CSI and false dichotomies

Yesterday I watched a CSI: Miami chapter where Erik Delko was accused of smoking marijuana.




South Beach, Miami. Full of marijuana smokers as Delko, most surely. Taken from Wikimedia Commons

What I want to comment on is the short interview of an Internal Affairs officer to Delko’s workmate Ryan Wolfe. The aim of the interview was to find evidence of Delko’s drug comsumption, and it went like this (loosely transcripted):

Officer: – Have you seen Delko consuming marijuana, or any other drug?
Wolfe: – No.
O: – Have you seen Delko in posession of marijuana, or any other drug?
W: – No.
O: – Did you see Delko with any drug-related paraphernalia?
W: – Nothing illegal…
O: – Then, what?
W: – Only cigarrette-paper.
O: – What do you think the paper was for?
W: – Maybe smoking tobacco.
O: – Have you ever seen Delko smoking tobacco?
W: – Never.
O: – Then, the paper was not for smoking tobacco! (clearly implying that it was for smoking marijuana)

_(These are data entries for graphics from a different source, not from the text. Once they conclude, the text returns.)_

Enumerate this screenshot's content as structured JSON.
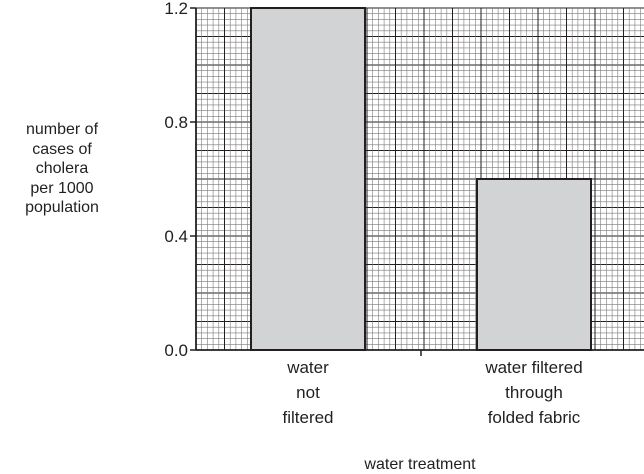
{
  "chart_data": {
    "type": "bar",
    "categories": [
      [
        "water",
        "not",
        "filtered"
      ],
      [
        "water filtered",
        "through",
        "folded fabric"
      ]
    ],
    "values": [
      1.2,
      0.6
    ],
    "ylabel": [
      "number of",
      "cases of",
      "cholera",
      "per 1000",
      "population"
    ],
    "xlabel": "water treatment",
    "ylim": [
      0.0,
      1.2
    ],
    "yticks": [
      "0.0",
      "0.4",
      "0.8",
      "1.2"
    ],
    "grid": true,
    "colors": {
      "bar_fill": "#d1d3d4",
      "bar_stroke": "#231f20",
      "grid_minor": "#7a7a7a",
      "grid_major": "#231f20",
      "axis": "#231f20"
    }
  }
}
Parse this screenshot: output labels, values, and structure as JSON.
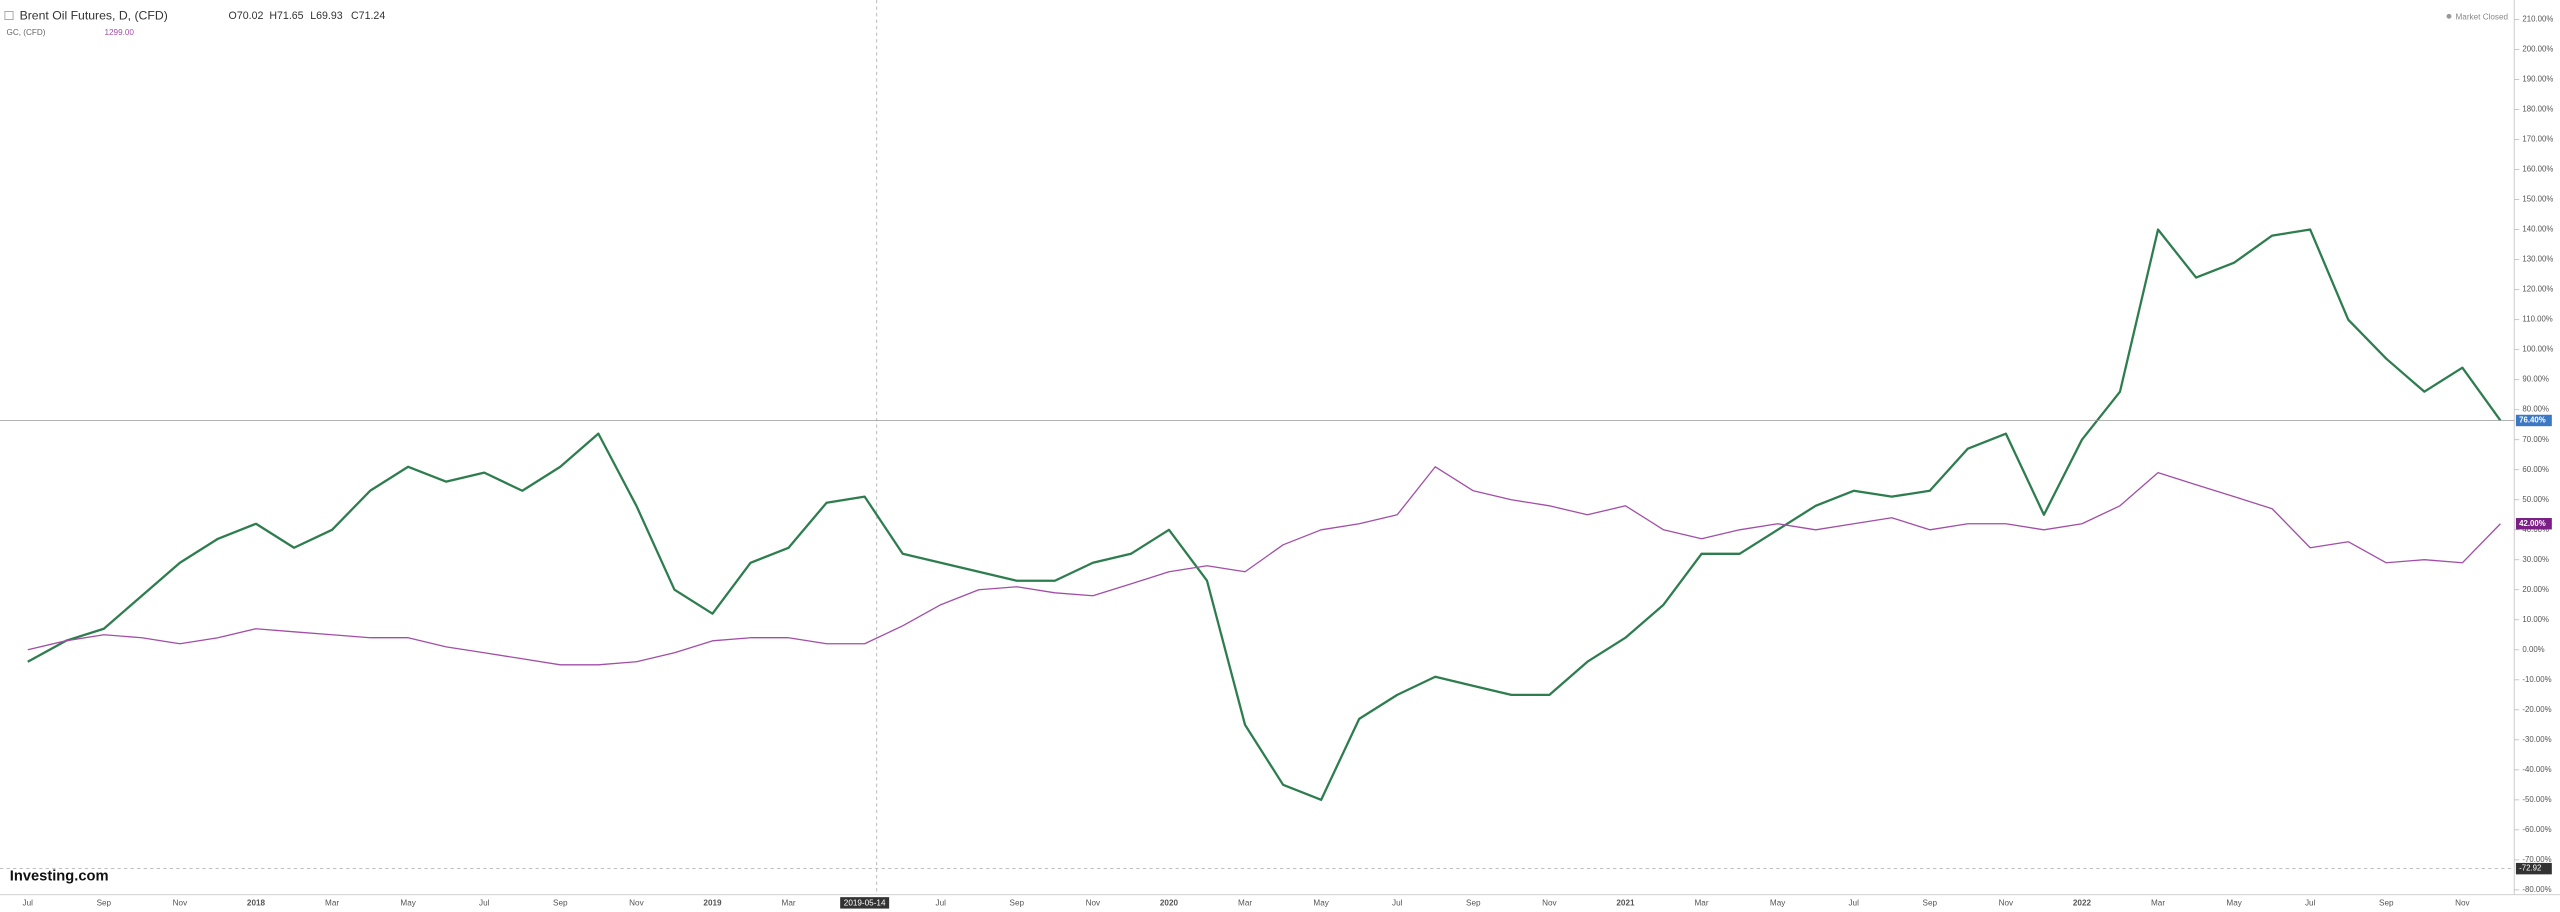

Wow! Amazing this guy’s logic!

First, he makes use of a loaded question: asks about Delko smoking tobacco, making the negative answer (that he expects) sound like the assumption that he does smoke marijuana.

Second, he makes an argument from ignorance: since Wolfe has not seen Delko smoking tobacco, Delko does not smoke tobacco.

Third, in doing this he commits false dichotomy: the only uses of cigarrette-paper are not smoking either tobacco or marijuana, and the denial of one option does not make the other true. Inferring that, because we don’t know any other use for that paper, there must be only those two uses would be another argument from ignorance.

Fourth, and most prominently, he is delivering an outrageous non sequitur: he implies that Wolfe not having seen Delko smoking tobacco is a proof of him not smoking tobacco, but Wolfe not having seen Delko smoking marijuana is not a proof of him not smoking marijuana.